Of course starting a job meant a new wardrobe! We have a smart/casual vibe at the office. At the moment with summer finally in England, I’m opting for dresses and skirts because they are much more comfortable with my stoma bag. For autumn/winter I can wear jeans but find the smart leggings from Zara are much more comfortable.TFL ‘please offer me a seat’ badge. Even though it won’t always work, it gives me the best possible chance. It’s free and you don’t have to explain why you need it.

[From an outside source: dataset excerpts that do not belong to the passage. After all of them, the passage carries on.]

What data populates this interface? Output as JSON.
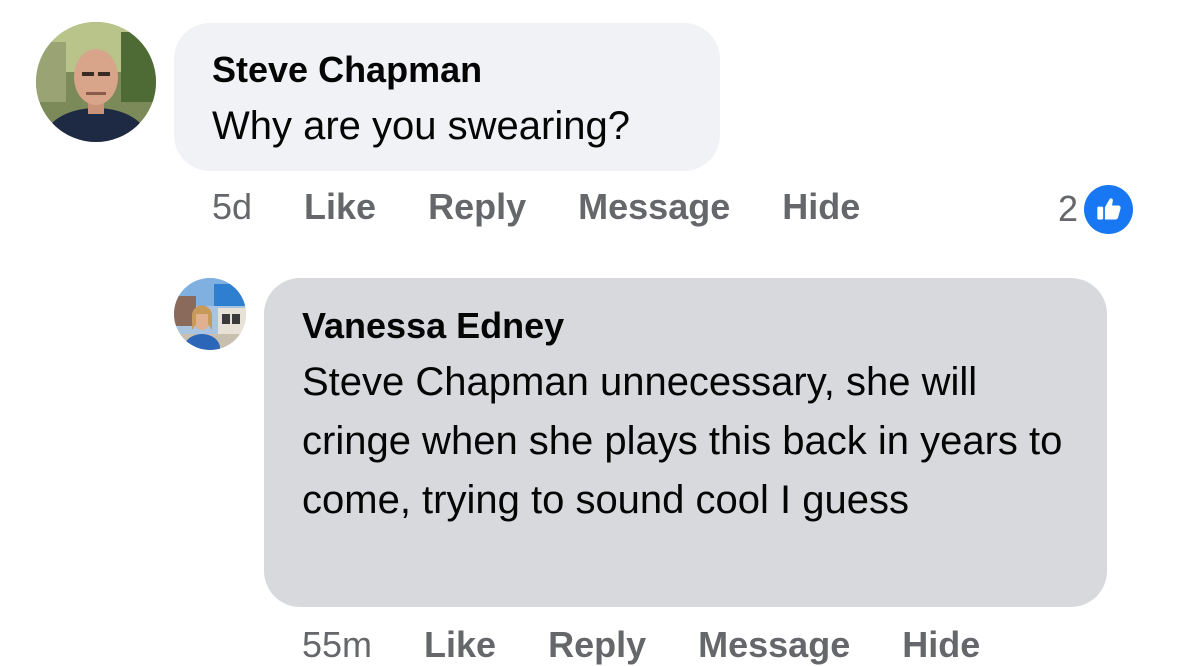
{
  "comments": [
    {
      "author": "Steve Chapman",
      "text": "Why are you swearing?",
      "time": "5d",
      "actions": {
        "like": "Like",
        "reply": "Reply",
        "message": "Message",
        "hide": "Hide"
      },
      "reaction_count": "2",
      "reaction_icon": "thumbs-up-icon",
      "reaction_color": "#1877f2",
      "avatar_icon": "profile-photo"
    },
    {
      "author": "Vanessa Edney",
      "text": "Steve Chapman unnecessary, she will cringe when she plays this back in years to come, trying to sound cool I guess",
      "time": "55m",
      "actions": {
        "like": "Like",
        "reply": "Reply",
        "message": "Message",
        "hide": "Hide"
      },
      "avatar_icon": "profile-photo"
    }
  ],
  "colors": {
    "bubble_top": "#f0f2f5",
    "bubble_reply": "#d7d9dd",
    "meta_text": "#65676b",
    "accent": "#1877f2"
  }
}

When it came to telling my line manager and HR about my health situation, there wasn’t much more to tell. I made them aware of my anaemia and the hospital appointments that come with it, as well as giving them enough information about how I manage my stoma without revealing too much. I told them about leaks and if I pop to the loo for longer than is socially acceptable, they know not to ask any questions or think I’m skiving off work in the toilet. On my first day I packed my Beyond Definition stoma case with a bundle of stoma supplies. It lives in my locker and is there to rescue me should my stoma decide to join the party.
One of the things I’ve noticed about working full-time is my stoma has taken a bit of a backseat. She isn’t the only thing I have to think about anymore, and I find I’m less paranoid and anxious about her. Bag leaks don’t annoy me as much as they used to, and instead of getting upset about it, I get on with it quietly with the prime objective of getting back to work. My bag is now just something I have and changing it is something I do; it doesn’t run my life and it isn’t always at the forefront of mind.
I’m always mindful of my stoma and I never forget she’s there, however instead of defining me, she’s become part of me and part of my new commuter life.